Our mean accuracy improved a bit from 0.8301 to 0.8316. Nothing spetacular, but it's a bit of improvement.

In [None]:
y_pred_blend = predict_model(blend_all, data=test_model)

# Stacking models

PyCaret also allows us to ```stack_models()```. In the documentation, it defines stacking models as a method of ensembling that uses meta-learning.
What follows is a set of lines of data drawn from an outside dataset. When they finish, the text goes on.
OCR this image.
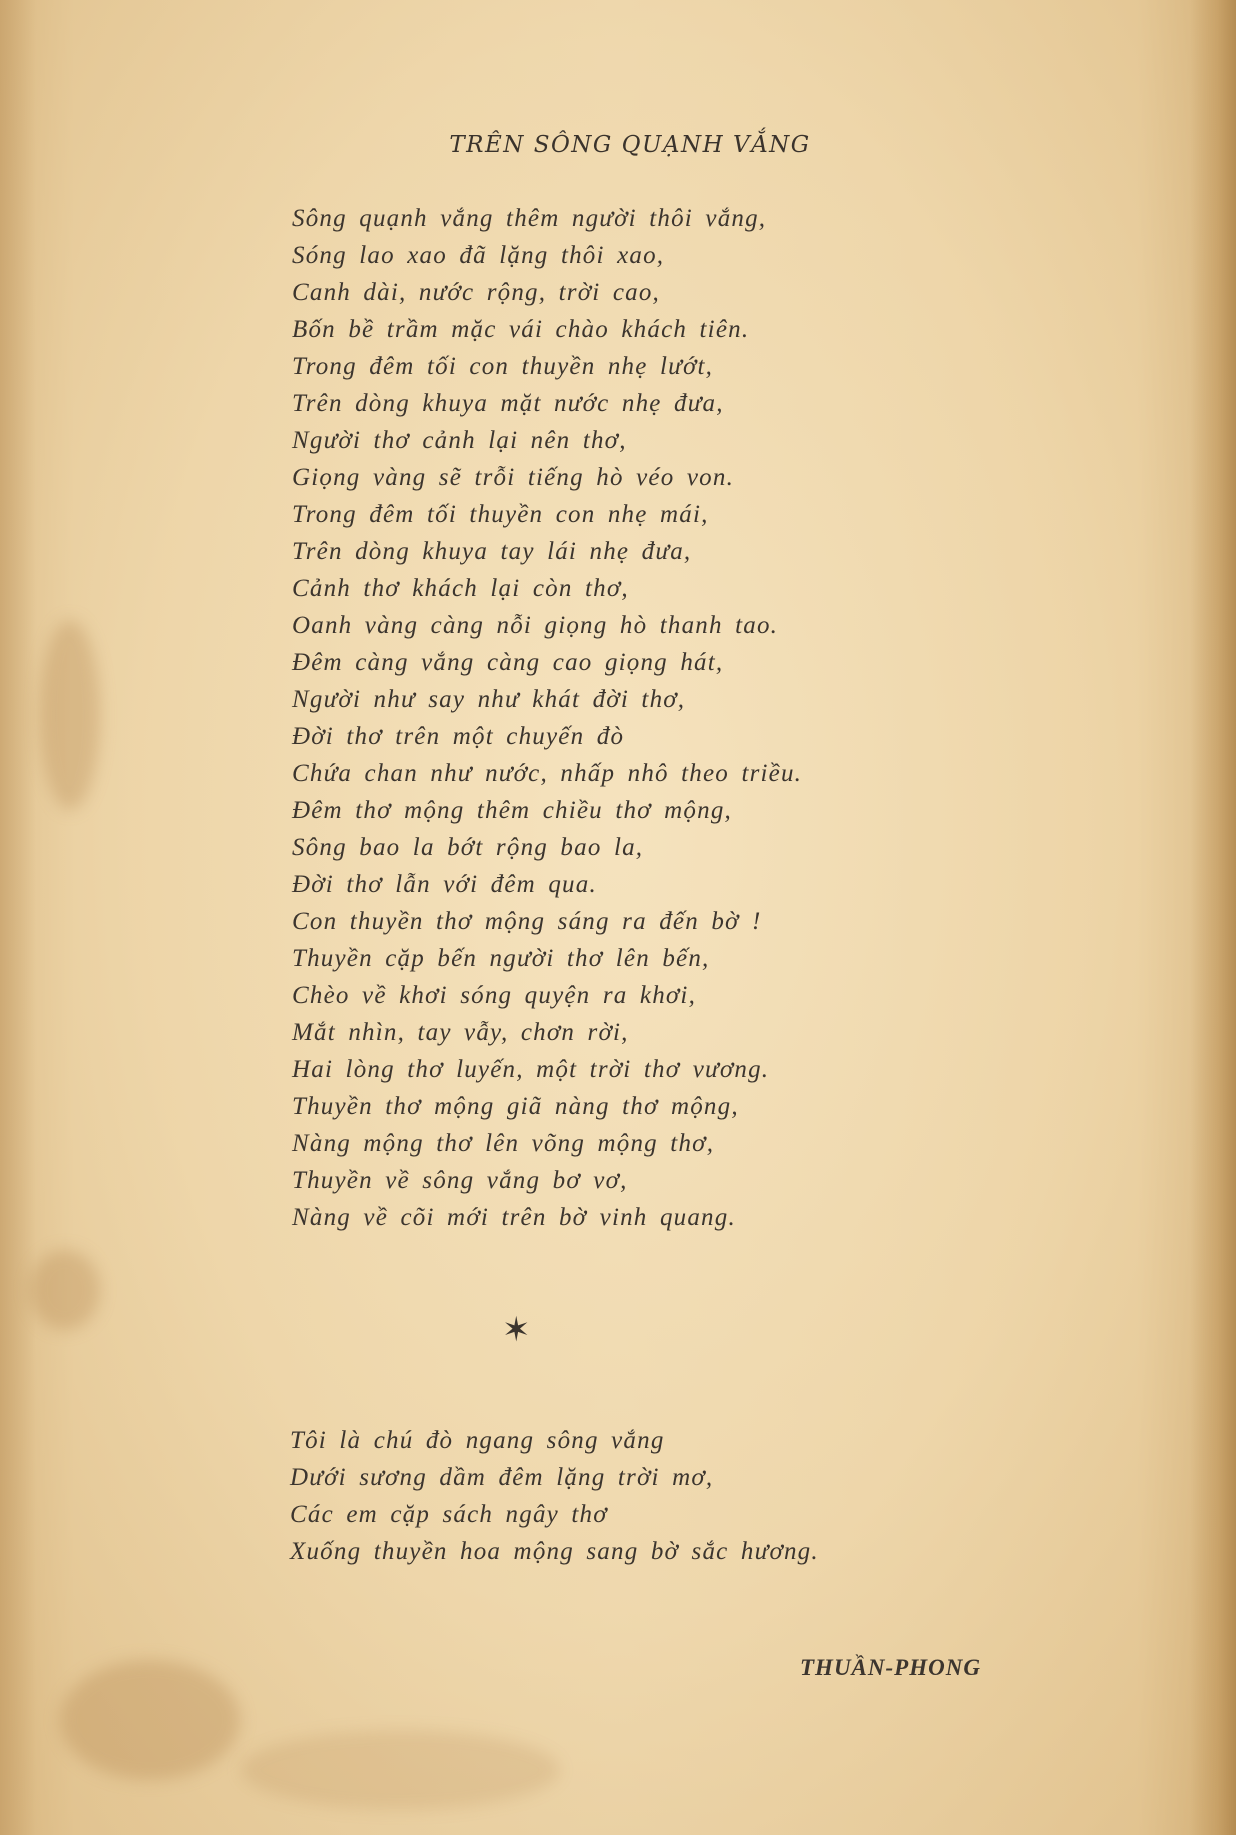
TRÊN SÔNG QUẠNH VẮNG
Sông quạnh vắng thêm người thôi vắng,
Sóng lao xao đã lặng thôi xao,
Canh dài, nước rộng, trời cao,
Bốn bề trầm mặc vái chào khách tiên.
Trong đêm tối con thuyền nhẹ lướt,
Trên dòng khuya mặt nước nhẹ đưa,
Người thơ cảnh lại nên thơ,
Giọng vàng sẽ trỗi tiếng hò véo von.
Trong đêm tối thuyền con nhẹ mái,
Trên dòng khuya tay lái nhẹ đưa,
Cảnh thơ khách lại còn thơ,
Oanh vàng càng nỗi giọng hò thanh tao.
Đêm càng vắng càng cao giọng hát,
Người như say như khát đời thơ,
Đời thơ trên một chuyến đò
Chứa chan như nước, nhấp nhô theo triều.
Đêm thơ mộng thêm chiều thơ mộng,
Sông bao la bớt rộng bao la,
Đời thơ lẫn với đêm qua.
Con thuyền thơ mộng sáng ra đến bờ !
Thuyền cặp bến người thơ lên bến,
Chèo về khơi sóng quyện ra khơi,
Mắt nhìn, tay vẫy, chơn rời,
Hai lòng thơ luyến, một trời thơ vương.
Thuyền thơ mộng giã nàng thơ mộng,
Nàng mộng thơ lên võng mộng thơ,
Thuyền về sông vắng bơ vơ,
Nàng về cõi mới trên bờ vinh quang.
✶
Tôi là chú đò ngang sông vắng
Dưới sương dầm đêm lặng trời mơ,
Các em cặp sách ngây thơ
Xuống thuyền hoa mộng sang bờ sắc hương.
THUẦN-PHONG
The idea behind stacking is to build a meta-model that generates the final prediction using the prediction of multiple base estimators.

Differently than ```blen_models()```, ```stack_models()``` requires ```estimator_list()``` to be passed, so I selected some model to try this method.

In [None]:
# create individual models for stacking

lightgbm = create_model('lightgbm')
xgboost = create_model('xgboost')
catboost = create_model('catboost')
lda = create_model('lda')
ridge = create_model('ridge')
gbc = create_model('gbc')




In [None]:
# stacking models
stacker = stack_models(estimator_list = [lightgbm,xgboost,ridge,catboost,lda,gbc],
                       meta_model = xgboost,method='hard')

As you can see, there was no improvement in the mean accuracy compared to the 1 model method. 

In [None]:
y_pred_stack = predict_model(stacker, data=test_model)

# Submission

In [None]:
submission = pd.DataFrame({
        "PassengerId": test["PassengerId"],
        "Survived": y_pred['Label']
    })
#submission.to_csv("submission.csv", index=False)

# Change Log:

* 21/04/2020 This kernel is currently in progress, but open to feedback. 
* 22/04/2020 I finished the explanations and proof-reading.